Однако ожидание благого чуда и боязнь чуда-лиха владели им неотступно, и, вверив себя опеке предстателя, человек тем не менее наблюдал за ним и выказывал свое к нему отношение. Он не мог не видеть, что место предстателя, являющегося по основной идее сверхчеловеком, начинает заниматься простыми людьми, пользующимися своею властью для обмана и эксплуатации при совершенном бессилии сделать то, что полагается предстателю. И очень скоро бедный человек выработал в себе двоякое к нему отношение. Нуждаясь в нем для сношений с незримым миром, он приурочивал человека к месту, им занимаемому, и чтил его как того именно сверхчеловека, которому себя вверял; с другой же стороны, он ненавидел его, озлобленный за явное несоответствие человека месту и за глумление над одураченным.
Так, в русской жизни наряду с почитанием святительства, являющего и хранящего благое чудо, видим глумление и издевательство над иереем, которому, между прочим, присваивается также очень характерное для данного явления двойственное название: батюшка и поп. Кому неизвестны издевательские русские пословицы, приуроченные к жрецу, занимающему место чудотворца, но чуда не производящему? С другой же стороны, кто не знает примет, связанных со встречей священника или монаха и, следовательно, свидетельствующих о невольном страхе перед местом предстателя, которое он занимает?
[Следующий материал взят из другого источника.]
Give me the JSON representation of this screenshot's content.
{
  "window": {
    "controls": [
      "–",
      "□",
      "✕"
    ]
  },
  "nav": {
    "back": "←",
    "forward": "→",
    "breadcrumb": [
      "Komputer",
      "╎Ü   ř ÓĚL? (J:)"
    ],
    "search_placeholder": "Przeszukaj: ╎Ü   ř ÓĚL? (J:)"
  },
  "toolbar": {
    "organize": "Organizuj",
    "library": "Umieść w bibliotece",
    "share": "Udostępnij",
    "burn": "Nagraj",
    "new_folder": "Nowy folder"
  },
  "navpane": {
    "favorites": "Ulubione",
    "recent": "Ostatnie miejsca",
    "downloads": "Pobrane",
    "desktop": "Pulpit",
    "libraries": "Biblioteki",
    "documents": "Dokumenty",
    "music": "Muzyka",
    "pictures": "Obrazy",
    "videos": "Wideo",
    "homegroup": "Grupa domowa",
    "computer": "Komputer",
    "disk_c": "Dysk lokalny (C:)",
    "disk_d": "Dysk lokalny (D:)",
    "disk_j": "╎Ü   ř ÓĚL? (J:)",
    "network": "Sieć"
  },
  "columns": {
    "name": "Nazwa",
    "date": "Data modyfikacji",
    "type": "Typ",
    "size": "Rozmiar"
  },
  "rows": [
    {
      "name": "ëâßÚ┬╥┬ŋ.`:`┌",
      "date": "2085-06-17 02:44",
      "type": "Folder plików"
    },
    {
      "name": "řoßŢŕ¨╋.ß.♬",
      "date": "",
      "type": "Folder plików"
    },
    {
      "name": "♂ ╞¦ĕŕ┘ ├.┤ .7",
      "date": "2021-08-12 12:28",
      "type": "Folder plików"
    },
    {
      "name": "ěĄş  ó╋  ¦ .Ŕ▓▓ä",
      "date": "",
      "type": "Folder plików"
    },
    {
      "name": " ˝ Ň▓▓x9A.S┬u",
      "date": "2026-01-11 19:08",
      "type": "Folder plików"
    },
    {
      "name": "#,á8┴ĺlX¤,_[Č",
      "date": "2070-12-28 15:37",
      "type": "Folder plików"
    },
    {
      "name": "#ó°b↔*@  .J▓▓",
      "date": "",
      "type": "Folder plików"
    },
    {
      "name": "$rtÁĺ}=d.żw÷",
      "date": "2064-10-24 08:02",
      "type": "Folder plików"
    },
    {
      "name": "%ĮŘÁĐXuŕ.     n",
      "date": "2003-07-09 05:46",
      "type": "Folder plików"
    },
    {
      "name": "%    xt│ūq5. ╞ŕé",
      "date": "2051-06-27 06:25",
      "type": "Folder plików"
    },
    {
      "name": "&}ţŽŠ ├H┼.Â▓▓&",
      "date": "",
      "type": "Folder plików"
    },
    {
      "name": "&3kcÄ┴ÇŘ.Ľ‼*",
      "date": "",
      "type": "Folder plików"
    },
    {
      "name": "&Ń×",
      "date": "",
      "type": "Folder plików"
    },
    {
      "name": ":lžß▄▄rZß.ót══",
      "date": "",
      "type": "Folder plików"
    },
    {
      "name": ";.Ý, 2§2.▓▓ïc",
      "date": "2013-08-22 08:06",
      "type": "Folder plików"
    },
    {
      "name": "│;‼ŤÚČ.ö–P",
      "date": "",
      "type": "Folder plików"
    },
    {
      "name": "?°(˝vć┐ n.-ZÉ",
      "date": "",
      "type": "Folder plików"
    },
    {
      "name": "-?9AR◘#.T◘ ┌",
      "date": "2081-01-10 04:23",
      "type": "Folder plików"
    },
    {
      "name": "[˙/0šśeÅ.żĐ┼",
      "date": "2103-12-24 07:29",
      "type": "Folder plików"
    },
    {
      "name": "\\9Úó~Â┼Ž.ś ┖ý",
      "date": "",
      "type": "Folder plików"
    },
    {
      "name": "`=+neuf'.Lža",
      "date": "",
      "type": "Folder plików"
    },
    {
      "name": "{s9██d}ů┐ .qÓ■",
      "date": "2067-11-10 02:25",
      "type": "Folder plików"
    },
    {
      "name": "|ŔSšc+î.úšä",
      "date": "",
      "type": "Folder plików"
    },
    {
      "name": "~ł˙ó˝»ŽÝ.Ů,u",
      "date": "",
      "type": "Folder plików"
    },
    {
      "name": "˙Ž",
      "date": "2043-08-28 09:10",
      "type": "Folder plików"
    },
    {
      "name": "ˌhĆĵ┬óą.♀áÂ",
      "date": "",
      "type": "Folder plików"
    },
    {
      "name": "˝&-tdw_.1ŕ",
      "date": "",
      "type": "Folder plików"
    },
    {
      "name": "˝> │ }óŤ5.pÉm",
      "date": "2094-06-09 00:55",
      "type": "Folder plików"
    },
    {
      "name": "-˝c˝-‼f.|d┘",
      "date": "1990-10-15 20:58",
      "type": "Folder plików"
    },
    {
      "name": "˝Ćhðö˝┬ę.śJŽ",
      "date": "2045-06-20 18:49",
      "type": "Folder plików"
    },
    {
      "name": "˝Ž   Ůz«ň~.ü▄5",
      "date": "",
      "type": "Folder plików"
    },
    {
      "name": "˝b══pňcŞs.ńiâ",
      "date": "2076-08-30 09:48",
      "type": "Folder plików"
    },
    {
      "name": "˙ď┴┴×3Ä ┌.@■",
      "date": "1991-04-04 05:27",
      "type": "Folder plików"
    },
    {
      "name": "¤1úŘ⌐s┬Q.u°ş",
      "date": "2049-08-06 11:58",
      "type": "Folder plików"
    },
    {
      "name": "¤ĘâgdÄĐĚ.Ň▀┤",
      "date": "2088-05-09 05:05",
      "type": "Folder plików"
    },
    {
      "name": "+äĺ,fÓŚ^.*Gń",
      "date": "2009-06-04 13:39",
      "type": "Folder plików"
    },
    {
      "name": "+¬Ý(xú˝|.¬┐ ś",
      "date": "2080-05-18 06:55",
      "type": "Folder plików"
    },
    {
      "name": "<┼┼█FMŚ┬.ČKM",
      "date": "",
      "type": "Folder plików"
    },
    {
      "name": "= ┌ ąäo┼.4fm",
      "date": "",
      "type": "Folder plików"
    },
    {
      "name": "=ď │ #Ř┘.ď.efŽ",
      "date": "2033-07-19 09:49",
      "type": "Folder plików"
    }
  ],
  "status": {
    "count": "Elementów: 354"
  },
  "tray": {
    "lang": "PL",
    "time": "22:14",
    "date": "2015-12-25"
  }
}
Вот это соединение издевательства с невольным почтением, характерное, конечно, для всех народных масс, мы можем наблюдать и в китайской жизни, рассказам о которой посвящается содержание этой книжки.
«Хэшан (так называют в Китае буддийского монаха) не бывает из знатной, богатой семьи», «Держит вверх ногами свою книгу – читает, невнятно бормочет», «Кто нас убивает – хэшан, кто нас уничтожает – сэн (настоящее название монаха-буддиста)», «Хэшан сидит на лошади: ослиная голова поверх лошадиной», «Плешивый осел – вот хэшан» и целый ряд непристойных пословиц и загадок говорит о невоздержанной жизни жрецов, от которых ожидается пример усмирения плоти. Однако все это самым мирным образом уживается с боязнью монаха и невольным к нему почтением, которое при малейшем к тому поводе разрастается до культа святителя.
Кто же эти китайские жрецы, от которых народ ждал руководства в тех сторонах жизни, кои не умещались в разуме и опыте?
Это прежде всего монахи-буддисты: сэны, или сэнгы (от санскр. «санга»), хэшаны, шамэни (санскр. «шрамана»), бикю [бицю] (санскр. «бикшу») и так далее. Это преемники и последователи тех индийских учителей буддизма, которые начиная с I века н. э. усердно распространяли в Китае свою веру и религию. Бессильные, как и жрецы прочего мира, творить зримое и осязаемое чудо, они предпочитали проповедовать и ниспосылать чудо незримое и неощутимое, то есть главным образом чудесное вызволение души на том свете от мук, которые предварительно ими перечисляются с должной обстоятельностью. Монах усаживается перед гробом и с особой музыкой начинает свой похоронный канон, который просит Будду, явившего миру благодеяние и «переправившего все живые существа через море скорбей», стать таким же «милосердным судном» для души покойного. Да разверзнет Будда и его милосердный бодисатва двери ада, таящего в себе неслыханные мучения душ усопших пламенем, льдом, горой мечей, деревьями ножей и так далее. Да даст он душе покойного силу явиться перед судом подземного царя и да примет наконец бедную душу в свое лоно Западного Неба (то есть рая). Вот все, что могут сделать монахи, исполняя свои обязанности предстателей. То же, чем они занимаются в своих храмах, их очередные богослужения, не предназначенные для народа, им и не учитываются: в них нет обещания ни зримого, ни даже незримого чуда.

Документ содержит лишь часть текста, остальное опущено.